Politics is as much about ignominy as about winning. Many careers have both experiences. Charlie Rangel, one of the most successful political figures of his generation in New York, is now, in the Washington Post's estimation, a "pariah."
He's a pariah partly because--quite unable to believe he is no longer a man of far-reaching influence, a fixer of legendary power--he has down to the wire refused to get out of the way of Democratic efforts to get him out of the way.
In the end, his minor entitlements (a collection of rent-controlled apartments), his small-time tax avoidance schemes (on a house in the Dominican Republic), and a two-bit vanity project (exchanging favors in order to get a college building named after him), won't be held against him as much as his refusal to go quietly.

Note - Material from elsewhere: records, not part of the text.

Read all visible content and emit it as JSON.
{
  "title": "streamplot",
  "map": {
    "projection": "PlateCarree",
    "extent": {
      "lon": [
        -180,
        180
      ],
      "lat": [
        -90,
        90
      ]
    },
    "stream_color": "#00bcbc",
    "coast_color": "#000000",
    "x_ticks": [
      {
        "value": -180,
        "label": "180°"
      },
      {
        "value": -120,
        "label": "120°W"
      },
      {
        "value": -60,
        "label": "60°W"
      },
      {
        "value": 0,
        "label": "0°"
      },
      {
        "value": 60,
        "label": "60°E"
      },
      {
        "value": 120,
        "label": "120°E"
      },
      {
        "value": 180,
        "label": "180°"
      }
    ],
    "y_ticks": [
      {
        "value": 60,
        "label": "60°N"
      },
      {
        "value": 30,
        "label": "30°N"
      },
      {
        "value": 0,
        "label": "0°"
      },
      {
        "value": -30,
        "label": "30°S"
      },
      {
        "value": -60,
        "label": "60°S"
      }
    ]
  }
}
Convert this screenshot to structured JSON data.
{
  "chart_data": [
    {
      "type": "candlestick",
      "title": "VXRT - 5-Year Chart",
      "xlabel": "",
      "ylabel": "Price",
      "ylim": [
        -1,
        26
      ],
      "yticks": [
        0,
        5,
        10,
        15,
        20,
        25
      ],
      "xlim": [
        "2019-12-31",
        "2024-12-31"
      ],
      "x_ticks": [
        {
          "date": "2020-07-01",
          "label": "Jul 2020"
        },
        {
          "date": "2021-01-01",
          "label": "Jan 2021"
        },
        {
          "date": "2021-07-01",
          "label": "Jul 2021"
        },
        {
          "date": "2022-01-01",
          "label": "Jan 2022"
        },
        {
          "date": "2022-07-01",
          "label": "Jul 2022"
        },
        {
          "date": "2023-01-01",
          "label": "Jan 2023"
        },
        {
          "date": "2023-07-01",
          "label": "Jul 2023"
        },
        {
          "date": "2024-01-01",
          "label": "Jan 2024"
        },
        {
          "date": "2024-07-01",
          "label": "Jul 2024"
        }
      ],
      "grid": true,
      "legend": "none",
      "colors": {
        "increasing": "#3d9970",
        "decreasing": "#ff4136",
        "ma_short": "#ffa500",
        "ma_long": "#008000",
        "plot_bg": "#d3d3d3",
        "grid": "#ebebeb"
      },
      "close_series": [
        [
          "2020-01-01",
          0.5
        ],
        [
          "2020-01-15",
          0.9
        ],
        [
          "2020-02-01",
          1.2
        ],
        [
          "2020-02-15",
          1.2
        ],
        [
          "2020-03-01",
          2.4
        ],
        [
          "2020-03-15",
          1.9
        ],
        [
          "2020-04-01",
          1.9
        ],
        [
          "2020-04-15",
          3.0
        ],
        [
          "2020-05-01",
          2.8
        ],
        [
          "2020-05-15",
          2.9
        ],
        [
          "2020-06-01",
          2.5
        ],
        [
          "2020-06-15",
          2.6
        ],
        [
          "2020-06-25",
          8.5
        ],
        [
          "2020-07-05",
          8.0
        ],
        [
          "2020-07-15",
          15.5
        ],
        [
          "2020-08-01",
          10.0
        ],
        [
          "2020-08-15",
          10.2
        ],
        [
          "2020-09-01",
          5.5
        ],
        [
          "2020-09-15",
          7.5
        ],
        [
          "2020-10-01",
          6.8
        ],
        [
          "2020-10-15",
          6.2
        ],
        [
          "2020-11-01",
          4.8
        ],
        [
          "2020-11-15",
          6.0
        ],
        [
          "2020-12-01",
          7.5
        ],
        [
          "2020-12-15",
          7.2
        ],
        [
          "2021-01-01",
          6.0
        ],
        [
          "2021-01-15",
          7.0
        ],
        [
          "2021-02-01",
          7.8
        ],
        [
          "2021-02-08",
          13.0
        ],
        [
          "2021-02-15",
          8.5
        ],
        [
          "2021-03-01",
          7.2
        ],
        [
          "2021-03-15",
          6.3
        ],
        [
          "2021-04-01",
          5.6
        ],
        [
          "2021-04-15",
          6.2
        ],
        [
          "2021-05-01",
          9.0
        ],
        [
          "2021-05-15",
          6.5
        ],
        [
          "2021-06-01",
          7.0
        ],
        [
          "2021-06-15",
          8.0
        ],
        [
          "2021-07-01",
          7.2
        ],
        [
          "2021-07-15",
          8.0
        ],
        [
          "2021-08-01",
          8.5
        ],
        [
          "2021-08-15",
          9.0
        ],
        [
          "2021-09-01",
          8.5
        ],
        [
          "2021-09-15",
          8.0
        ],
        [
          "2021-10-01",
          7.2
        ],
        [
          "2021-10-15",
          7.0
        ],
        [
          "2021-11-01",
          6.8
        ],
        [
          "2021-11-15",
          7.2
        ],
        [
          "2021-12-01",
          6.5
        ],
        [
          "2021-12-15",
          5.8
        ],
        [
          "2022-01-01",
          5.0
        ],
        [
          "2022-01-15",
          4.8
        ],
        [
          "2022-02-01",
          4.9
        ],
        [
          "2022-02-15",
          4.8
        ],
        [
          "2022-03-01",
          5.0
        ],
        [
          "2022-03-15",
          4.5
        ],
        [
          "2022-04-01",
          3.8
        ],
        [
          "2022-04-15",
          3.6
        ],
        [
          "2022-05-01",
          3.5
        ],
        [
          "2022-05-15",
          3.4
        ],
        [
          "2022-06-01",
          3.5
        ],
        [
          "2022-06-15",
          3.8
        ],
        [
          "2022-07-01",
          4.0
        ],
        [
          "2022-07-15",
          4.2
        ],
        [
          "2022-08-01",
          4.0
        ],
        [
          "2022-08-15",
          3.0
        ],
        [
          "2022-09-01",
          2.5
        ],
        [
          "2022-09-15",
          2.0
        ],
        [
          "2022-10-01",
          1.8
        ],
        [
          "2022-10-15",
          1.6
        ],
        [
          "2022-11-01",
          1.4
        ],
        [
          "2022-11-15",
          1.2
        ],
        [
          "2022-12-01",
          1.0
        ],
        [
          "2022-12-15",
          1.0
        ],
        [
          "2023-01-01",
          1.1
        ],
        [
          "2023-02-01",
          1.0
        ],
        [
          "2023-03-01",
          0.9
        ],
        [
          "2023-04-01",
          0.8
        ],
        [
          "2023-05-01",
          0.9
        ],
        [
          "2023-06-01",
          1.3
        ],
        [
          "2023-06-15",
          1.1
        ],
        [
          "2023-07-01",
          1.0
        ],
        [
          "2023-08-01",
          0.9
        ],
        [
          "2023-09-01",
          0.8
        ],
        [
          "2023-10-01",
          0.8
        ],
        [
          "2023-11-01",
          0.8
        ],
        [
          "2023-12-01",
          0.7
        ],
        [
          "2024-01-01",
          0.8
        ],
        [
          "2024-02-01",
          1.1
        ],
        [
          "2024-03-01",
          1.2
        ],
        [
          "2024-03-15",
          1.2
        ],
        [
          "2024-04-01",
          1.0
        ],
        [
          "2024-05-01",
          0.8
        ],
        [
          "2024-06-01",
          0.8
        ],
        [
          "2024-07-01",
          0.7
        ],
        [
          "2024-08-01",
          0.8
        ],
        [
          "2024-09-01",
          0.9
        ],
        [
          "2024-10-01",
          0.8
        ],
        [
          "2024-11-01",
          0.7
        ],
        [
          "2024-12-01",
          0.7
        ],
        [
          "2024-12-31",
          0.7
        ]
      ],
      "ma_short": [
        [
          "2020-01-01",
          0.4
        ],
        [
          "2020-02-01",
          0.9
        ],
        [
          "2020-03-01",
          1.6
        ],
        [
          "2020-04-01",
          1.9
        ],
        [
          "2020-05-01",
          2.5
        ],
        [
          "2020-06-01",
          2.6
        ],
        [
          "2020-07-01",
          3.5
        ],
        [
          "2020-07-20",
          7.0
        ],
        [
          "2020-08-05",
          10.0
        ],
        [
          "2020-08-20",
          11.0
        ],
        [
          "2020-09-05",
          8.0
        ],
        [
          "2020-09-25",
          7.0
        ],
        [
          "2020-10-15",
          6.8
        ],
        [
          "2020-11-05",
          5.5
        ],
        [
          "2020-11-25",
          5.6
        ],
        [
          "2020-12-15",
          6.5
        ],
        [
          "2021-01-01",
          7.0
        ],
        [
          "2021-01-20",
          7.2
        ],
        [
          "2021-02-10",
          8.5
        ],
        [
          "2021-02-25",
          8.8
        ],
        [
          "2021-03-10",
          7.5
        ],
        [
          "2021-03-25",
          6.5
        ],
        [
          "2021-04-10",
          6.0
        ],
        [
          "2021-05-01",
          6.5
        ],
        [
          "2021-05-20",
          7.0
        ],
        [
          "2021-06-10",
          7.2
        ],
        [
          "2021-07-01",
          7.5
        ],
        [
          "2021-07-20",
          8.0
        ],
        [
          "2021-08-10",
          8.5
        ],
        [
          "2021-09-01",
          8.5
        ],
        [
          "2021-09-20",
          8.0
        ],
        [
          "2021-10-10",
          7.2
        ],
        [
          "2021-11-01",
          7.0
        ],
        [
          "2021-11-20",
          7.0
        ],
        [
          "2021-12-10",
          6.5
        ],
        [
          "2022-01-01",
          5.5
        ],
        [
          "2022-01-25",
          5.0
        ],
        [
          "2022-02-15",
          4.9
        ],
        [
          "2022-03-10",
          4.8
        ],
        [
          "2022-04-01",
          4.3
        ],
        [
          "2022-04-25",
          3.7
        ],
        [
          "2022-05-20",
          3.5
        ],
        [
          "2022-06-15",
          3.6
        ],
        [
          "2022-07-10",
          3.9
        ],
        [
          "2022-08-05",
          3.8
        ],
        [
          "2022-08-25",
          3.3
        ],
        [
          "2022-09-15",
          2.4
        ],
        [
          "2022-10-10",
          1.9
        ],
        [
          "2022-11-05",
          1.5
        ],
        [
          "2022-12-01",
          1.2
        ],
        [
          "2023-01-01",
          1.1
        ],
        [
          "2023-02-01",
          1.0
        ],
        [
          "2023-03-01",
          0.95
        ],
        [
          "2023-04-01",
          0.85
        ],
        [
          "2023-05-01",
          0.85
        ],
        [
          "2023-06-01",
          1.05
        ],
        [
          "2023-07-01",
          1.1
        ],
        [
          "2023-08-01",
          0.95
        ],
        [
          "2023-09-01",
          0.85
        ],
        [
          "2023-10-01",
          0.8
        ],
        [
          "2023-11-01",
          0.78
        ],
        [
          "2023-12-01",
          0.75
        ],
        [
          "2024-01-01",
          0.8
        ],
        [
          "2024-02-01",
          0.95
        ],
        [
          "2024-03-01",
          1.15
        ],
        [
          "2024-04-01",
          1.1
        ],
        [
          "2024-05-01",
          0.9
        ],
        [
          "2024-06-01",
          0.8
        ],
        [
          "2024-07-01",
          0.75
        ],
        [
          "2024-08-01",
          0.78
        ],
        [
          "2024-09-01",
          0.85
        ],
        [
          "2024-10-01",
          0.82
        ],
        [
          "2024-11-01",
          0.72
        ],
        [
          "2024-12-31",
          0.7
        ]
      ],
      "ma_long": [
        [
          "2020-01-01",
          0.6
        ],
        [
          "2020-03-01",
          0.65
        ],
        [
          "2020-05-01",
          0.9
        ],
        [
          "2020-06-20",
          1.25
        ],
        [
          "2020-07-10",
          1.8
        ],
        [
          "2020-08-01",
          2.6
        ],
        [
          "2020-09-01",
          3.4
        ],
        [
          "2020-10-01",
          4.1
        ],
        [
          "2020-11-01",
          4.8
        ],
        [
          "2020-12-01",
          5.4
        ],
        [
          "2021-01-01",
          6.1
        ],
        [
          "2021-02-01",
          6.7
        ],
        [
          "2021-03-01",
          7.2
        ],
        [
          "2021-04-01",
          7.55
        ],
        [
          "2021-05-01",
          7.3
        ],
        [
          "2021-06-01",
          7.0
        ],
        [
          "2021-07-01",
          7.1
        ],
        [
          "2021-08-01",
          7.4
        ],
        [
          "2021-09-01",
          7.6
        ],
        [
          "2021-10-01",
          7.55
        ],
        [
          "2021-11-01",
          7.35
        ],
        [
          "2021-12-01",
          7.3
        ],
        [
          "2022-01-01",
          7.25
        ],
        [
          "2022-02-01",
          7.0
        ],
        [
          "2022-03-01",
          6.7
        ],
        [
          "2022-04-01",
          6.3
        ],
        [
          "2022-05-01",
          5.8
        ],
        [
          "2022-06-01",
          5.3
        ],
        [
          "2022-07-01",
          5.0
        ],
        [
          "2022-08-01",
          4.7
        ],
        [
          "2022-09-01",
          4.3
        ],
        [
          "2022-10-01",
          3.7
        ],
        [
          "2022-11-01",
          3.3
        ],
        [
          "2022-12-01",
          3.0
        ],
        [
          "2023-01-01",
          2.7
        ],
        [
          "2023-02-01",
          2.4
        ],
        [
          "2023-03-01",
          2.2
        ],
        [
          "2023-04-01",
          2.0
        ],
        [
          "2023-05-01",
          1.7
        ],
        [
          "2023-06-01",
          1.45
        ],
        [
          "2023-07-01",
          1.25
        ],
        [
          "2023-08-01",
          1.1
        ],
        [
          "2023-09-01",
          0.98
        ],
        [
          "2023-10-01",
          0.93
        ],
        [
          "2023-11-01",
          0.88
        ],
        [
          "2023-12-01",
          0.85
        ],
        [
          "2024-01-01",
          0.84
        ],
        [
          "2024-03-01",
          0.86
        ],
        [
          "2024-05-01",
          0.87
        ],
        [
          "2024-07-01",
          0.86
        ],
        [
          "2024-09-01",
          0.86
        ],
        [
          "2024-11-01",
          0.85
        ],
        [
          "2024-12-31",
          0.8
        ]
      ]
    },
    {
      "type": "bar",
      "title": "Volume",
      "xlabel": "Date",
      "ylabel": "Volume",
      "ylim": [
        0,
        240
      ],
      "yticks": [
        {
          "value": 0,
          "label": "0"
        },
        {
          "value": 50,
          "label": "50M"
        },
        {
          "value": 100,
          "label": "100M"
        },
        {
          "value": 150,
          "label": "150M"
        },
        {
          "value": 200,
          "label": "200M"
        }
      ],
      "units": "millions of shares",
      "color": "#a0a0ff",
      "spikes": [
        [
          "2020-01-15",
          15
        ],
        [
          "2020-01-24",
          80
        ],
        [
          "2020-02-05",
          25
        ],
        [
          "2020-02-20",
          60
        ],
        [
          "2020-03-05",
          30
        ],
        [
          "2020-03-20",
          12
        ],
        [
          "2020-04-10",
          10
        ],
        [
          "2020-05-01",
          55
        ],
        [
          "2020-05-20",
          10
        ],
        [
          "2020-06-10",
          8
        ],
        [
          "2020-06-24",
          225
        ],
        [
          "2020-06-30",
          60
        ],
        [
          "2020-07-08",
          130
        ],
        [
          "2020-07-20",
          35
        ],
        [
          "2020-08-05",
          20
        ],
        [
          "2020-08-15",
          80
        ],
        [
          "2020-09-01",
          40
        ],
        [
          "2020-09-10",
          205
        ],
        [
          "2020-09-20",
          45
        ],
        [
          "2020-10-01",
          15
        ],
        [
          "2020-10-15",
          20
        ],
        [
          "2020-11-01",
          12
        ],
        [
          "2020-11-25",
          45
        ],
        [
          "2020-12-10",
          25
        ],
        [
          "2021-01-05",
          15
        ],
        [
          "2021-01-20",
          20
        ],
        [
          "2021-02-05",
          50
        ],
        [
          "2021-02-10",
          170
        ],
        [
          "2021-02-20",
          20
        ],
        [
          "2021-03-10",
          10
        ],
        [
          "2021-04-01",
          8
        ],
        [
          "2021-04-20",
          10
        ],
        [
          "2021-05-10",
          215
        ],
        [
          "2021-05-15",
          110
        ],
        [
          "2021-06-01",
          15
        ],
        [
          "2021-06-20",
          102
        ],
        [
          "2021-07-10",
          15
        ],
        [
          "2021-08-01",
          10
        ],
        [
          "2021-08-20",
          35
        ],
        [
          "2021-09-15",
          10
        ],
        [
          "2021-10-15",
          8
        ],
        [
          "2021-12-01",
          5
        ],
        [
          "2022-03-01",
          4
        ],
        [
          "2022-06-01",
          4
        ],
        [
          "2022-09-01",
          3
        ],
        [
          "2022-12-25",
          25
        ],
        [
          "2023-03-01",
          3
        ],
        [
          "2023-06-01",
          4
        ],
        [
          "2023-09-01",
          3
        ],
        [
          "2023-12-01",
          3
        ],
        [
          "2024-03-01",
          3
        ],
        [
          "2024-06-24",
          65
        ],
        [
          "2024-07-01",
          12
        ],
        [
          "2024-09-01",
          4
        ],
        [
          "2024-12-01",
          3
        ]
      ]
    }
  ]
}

To me, the most interesting question may not be how he got into this fix, but at what point almost all politicians get there. Rangel, who unseated the legendary Adam Clayton Powell who was censured for reasons similar to the problems Rangel faces now, has been in Congress for 40 years. This is nearly as long as anyone has been there with effects that are not at all salutary. Could it be that any politician of unreasonable tenure falls into habits of political slough and grossness if not outright corruption?
One issue for the electorate is the value of a politician who can do his job as well as it can be done, and yet, precisely because he can do it in his sleep, is as bored with it as it is possible to be. Rangel has suffered the fate of so many ward politicians: absolute power and nowhere to go with it. Rangel is a captive New York pol--as much a caricature, and joke, as he is a success.